An interactive map from the Thomas B. Fordham Institute, an education policy think tank based in DC, allows you to find the per-pupil spending amount for any school inside the Beltway. This is the first time spending data for the area has been presented on a school-by-school basis, according to Michael Petrilli, president of the institute.

That’s because individual schools within districts don’t have their own budgets, Petrilli said on the Kojo Nnamdi Show Thursday. Districts allocate staff and resources to schools depending on factors like the number of students at each school and their needs.

The data is based on expenditures during the 2011-12 fiscal year. It includes both public and private funds, but not spending on capital projects like buildings.

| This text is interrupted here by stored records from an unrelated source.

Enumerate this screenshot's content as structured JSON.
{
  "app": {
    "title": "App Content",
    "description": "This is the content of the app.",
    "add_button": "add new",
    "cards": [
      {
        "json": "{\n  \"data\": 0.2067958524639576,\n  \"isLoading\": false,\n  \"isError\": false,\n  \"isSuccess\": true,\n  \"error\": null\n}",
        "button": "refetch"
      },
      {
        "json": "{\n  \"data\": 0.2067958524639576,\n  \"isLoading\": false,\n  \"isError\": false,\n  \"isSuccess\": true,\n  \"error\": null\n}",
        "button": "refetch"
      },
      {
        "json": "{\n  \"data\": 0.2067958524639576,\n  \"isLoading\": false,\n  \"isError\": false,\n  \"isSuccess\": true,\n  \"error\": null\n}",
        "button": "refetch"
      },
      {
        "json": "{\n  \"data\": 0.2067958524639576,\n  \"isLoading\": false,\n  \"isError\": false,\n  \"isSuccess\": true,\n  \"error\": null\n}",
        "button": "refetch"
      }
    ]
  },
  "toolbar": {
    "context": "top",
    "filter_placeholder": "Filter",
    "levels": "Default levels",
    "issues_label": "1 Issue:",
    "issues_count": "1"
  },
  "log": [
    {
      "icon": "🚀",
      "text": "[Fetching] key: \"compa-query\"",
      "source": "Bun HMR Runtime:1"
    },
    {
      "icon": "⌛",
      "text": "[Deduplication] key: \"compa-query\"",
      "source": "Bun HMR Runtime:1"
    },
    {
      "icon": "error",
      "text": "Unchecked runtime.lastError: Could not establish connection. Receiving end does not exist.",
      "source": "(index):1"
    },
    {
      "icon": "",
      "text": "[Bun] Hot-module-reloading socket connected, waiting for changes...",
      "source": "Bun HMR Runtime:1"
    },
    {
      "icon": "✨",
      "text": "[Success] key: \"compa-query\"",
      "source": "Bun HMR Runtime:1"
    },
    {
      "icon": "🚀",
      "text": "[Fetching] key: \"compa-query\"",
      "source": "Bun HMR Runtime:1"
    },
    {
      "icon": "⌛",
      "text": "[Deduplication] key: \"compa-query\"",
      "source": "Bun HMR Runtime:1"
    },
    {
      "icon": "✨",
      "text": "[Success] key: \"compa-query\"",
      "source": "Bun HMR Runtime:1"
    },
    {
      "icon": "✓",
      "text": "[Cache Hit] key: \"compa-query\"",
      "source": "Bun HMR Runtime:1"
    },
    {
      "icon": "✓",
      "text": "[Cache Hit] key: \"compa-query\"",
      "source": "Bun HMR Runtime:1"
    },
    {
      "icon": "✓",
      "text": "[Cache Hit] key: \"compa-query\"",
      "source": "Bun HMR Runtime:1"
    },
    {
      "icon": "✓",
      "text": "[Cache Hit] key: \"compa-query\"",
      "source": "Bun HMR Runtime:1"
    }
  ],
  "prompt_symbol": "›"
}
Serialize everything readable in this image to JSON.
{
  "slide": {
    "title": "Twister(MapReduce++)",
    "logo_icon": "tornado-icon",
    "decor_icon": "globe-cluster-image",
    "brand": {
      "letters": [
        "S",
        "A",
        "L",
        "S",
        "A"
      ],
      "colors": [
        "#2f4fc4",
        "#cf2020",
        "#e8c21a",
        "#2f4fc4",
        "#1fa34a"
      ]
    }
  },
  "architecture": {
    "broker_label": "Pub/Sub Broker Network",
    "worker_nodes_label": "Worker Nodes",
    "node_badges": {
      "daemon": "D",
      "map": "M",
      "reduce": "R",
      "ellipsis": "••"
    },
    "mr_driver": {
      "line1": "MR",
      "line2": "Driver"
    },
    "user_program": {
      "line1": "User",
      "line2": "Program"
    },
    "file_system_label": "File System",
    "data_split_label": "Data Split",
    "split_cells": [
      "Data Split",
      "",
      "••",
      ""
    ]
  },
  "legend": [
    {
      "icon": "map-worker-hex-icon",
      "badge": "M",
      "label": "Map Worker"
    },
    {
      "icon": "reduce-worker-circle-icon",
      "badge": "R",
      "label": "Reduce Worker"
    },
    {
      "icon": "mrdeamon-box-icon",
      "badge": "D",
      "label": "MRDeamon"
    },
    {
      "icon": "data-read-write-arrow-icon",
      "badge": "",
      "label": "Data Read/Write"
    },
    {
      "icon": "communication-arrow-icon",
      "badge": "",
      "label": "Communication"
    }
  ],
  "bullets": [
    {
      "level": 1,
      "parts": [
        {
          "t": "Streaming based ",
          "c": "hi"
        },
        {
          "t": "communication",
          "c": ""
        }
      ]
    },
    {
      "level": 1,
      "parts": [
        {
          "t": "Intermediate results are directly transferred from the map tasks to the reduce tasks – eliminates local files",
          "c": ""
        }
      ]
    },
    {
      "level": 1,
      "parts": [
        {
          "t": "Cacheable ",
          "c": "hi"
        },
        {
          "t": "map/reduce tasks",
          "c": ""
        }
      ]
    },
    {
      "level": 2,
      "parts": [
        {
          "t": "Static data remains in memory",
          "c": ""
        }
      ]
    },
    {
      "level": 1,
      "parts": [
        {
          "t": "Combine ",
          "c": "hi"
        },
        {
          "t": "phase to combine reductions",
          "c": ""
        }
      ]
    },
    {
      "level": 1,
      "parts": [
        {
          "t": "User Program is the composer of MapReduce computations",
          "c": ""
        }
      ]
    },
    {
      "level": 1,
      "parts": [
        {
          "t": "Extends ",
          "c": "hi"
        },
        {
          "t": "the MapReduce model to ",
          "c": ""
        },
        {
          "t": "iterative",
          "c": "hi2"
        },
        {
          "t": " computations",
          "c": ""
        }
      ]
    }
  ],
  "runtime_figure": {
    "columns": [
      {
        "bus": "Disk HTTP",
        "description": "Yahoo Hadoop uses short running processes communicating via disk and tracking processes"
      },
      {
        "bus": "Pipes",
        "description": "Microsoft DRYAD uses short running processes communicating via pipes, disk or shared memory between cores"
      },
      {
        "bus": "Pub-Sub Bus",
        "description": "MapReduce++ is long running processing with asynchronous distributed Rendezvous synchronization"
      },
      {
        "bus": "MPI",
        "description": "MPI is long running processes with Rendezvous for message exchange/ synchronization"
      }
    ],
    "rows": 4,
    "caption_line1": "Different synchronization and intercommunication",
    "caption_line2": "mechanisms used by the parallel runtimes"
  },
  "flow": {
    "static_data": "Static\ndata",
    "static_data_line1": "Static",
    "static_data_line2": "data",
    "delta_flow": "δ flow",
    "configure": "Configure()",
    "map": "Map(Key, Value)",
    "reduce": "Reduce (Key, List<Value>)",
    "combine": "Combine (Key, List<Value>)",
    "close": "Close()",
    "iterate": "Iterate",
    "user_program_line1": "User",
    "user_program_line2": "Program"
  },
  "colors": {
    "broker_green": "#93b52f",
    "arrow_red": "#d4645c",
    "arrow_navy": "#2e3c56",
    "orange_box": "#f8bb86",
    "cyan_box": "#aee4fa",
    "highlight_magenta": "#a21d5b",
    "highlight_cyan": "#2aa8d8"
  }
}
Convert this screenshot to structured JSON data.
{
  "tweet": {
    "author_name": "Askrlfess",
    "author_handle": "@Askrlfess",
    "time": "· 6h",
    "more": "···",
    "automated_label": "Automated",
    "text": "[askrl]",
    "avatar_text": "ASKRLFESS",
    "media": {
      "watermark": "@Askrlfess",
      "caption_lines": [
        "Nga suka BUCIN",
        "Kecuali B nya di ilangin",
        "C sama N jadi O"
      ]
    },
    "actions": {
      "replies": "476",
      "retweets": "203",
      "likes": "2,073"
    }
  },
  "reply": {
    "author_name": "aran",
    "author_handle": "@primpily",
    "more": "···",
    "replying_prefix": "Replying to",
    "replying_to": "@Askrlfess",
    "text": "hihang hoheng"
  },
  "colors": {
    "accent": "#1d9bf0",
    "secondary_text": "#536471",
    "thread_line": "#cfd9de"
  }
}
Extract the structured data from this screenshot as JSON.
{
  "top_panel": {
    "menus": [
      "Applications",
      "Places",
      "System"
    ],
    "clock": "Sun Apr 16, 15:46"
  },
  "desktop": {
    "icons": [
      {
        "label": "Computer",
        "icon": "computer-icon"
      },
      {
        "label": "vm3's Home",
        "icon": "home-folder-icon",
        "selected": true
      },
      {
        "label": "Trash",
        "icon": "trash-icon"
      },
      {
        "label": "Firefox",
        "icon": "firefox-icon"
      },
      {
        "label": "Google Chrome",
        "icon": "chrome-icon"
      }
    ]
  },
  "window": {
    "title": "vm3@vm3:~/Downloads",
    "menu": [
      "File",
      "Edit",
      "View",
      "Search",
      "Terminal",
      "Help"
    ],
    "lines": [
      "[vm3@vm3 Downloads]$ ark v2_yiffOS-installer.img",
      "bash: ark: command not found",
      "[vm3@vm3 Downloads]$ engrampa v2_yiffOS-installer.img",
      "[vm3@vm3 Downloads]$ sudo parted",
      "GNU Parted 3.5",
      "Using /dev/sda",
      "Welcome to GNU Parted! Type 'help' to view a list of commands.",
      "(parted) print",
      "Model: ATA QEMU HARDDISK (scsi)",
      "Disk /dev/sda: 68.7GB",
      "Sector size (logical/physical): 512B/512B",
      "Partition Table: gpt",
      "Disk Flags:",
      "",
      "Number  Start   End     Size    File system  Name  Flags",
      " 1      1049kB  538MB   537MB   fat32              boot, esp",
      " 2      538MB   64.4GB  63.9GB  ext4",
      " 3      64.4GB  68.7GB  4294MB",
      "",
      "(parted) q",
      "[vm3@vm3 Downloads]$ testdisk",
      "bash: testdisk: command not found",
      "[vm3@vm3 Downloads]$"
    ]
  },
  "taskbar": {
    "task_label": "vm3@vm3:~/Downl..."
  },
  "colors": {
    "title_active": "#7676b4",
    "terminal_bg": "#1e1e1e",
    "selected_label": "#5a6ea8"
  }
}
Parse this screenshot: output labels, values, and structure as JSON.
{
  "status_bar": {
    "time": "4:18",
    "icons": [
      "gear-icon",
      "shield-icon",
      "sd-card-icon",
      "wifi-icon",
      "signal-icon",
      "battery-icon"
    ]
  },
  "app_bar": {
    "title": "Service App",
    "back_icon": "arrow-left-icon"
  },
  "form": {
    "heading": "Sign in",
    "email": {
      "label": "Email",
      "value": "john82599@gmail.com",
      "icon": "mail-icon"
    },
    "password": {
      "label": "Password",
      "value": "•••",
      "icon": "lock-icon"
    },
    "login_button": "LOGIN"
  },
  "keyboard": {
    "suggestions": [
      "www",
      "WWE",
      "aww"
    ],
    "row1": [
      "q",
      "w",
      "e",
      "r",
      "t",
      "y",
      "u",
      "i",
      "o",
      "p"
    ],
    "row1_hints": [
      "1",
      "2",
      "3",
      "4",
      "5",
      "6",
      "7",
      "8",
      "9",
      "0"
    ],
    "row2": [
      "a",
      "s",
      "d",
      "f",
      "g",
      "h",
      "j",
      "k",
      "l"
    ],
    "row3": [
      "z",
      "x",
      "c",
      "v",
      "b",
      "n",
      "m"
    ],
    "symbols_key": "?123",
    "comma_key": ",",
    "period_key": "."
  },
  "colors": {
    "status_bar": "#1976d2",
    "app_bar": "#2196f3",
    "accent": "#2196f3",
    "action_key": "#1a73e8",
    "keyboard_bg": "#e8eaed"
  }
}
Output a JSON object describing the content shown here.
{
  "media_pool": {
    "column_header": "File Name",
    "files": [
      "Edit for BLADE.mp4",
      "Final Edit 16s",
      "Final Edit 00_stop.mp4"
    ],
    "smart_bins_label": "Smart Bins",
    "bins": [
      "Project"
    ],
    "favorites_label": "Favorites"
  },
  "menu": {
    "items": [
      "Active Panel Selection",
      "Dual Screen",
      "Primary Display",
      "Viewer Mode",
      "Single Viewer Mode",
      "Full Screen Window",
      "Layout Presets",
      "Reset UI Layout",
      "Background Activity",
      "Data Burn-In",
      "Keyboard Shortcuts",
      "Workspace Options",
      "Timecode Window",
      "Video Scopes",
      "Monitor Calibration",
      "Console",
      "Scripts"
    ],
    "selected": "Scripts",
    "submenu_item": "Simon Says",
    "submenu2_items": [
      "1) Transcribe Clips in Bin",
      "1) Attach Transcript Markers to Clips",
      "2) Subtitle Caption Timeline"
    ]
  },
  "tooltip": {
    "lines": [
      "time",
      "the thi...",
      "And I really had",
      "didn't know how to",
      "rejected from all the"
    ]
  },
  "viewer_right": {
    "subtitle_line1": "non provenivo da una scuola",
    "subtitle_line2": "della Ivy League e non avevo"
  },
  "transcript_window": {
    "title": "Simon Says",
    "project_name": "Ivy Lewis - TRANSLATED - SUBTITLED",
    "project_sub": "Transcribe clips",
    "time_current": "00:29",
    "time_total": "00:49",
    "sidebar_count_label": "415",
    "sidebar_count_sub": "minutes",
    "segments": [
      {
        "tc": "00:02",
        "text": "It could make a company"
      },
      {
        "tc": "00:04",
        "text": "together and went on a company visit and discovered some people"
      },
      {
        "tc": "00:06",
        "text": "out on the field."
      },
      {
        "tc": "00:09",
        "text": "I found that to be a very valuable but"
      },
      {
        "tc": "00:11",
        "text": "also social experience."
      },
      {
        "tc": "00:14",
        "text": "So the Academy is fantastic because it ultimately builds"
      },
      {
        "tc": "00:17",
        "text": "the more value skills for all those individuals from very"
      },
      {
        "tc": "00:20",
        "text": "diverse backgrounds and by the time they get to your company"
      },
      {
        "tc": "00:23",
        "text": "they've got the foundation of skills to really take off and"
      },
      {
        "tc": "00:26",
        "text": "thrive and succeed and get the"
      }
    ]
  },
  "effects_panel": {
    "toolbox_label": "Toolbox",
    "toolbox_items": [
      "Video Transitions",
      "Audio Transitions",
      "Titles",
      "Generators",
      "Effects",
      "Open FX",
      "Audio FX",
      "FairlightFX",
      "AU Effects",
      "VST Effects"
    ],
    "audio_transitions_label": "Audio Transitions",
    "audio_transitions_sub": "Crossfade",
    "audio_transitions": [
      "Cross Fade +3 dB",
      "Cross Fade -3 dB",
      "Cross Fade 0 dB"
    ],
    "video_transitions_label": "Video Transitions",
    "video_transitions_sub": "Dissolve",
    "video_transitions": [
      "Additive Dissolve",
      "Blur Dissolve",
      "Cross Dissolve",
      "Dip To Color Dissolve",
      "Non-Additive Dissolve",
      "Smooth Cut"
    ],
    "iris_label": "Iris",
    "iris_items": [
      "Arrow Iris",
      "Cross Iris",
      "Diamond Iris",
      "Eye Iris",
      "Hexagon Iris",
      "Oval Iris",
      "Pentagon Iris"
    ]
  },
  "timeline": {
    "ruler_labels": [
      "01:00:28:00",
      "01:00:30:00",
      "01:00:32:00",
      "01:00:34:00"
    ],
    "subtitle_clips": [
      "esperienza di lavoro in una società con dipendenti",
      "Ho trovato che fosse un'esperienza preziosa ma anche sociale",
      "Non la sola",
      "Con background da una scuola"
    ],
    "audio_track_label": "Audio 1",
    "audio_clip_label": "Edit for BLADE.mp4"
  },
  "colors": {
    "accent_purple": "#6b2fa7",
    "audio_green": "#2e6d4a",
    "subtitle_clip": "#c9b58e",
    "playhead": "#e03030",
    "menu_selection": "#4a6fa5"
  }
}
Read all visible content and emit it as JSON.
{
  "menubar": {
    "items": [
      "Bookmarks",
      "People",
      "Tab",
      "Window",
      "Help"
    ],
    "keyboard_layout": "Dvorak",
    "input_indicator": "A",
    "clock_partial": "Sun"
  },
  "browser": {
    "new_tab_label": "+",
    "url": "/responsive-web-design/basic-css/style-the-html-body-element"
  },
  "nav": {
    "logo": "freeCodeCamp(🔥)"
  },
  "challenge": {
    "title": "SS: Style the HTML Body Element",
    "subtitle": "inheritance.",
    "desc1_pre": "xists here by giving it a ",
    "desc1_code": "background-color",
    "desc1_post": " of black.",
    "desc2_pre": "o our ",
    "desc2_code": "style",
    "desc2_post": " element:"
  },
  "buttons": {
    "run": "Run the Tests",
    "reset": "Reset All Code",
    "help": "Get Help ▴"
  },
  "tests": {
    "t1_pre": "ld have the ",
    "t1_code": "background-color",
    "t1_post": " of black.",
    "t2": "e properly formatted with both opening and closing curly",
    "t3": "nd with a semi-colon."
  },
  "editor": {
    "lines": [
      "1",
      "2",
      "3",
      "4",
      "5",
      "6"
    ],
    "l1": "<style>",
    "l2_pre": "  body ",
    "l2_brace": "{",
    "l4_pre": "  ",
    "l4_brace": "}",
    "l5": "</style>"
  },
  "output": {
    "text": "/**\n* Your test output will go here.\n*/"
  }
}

A data summary that accompanies the map shows that average per pupil expenditures in the area range from about $10,000 in Prince George’s County to close to $16,000 in DC Public Schools and Alexandria. DC public charter schools spend an average of just over $18,000 per student, the highest in the region.

Spending on low-income students

In a blog post analyzing the data, Petrilli and Matt Richmond focused on which District-area school systems spend the most on low-income students. Arlington County leads the pack, and Prince George’s brings up the rear, they found.

Arlington spends over 80% extra on its low-income students, or about $21,000 compared to the $12,000 it spends on its more affluent ones. But Prince George’s, which has many more low-income students, spends only about 2% more on them, or a little over $10,000.

DCPS falls somewhere in the middle for the region, spending about 21% extra on low-income students, although its spending floor is the highest of any school district in the region. (The “extra spending” figures are for elementary school students only.)

In the blog post, Petrilli and Richmond single out Montgomery County for particular scorn. Despite Superintendent Joshua Starr’s claim to be a warrior for social justice, they say, Montgomery ranks third in the region for extra spending on low-income students. At about 32%, it’s below both Arlington County and Fairfax County, which spends about 34% extra.

Low spending in Prince George’s County

But, as Petrilli and Richmond point out, the big story here is Prince George’s County’s low level of spending on its low-income population. They point out that at one Prince George’s elementary school, the amount spent per student is about half what DCPS spends at a school less than seven miles away.

Given the relatively low property tax base in Prince George’s, Petrilli and Richmond argue that the state of Maryland should be doing more to fund schools there.

Of course, it’s not clear what any of this means for educational quality. As the Fordham authors acknowledge, it’s hard to establish a direct relationship between spending and educational outcomes. More money doesn’t make much difference unless schools know what to do with it.

But it’s also true that programs designed to close the achievement gap cost money. So while money may not be sufficient to accomplish that goal, it’s almost certainly necessary.

And, as a recent report from the DC Fiscal Policy Institute details, low-income students need a host of services outside the classroom in order to succeed inside it. All of those cost money, too.

It would be useful to put school districts’ differing rates of expenditure next to a comparison of student achievement. Are low-income students in Prince George’s actually learning less than low-income students in DC or Arlington, for example?

That’s hard to say right now, because each state gives its own standardized tests, and they’re not really comparable. And the nationwide standardized test, the National Assessment of Educational Progress, basically gives results at the state-wide level rather than by school district.

Perhaps after this year we’ll at least be able to compare DC and Prince George’s County, because both Maryland and DC will be giving the same Common Core-aligned test, known as PARCC. (Virginia will continue giving its own test.)

But whatever the test results show, one thing is clear: It’s not fair for a low-income student in Arlington to get the benefit of $21,000 a year in school spending, while one across the river in Prince George’s gets half that or less.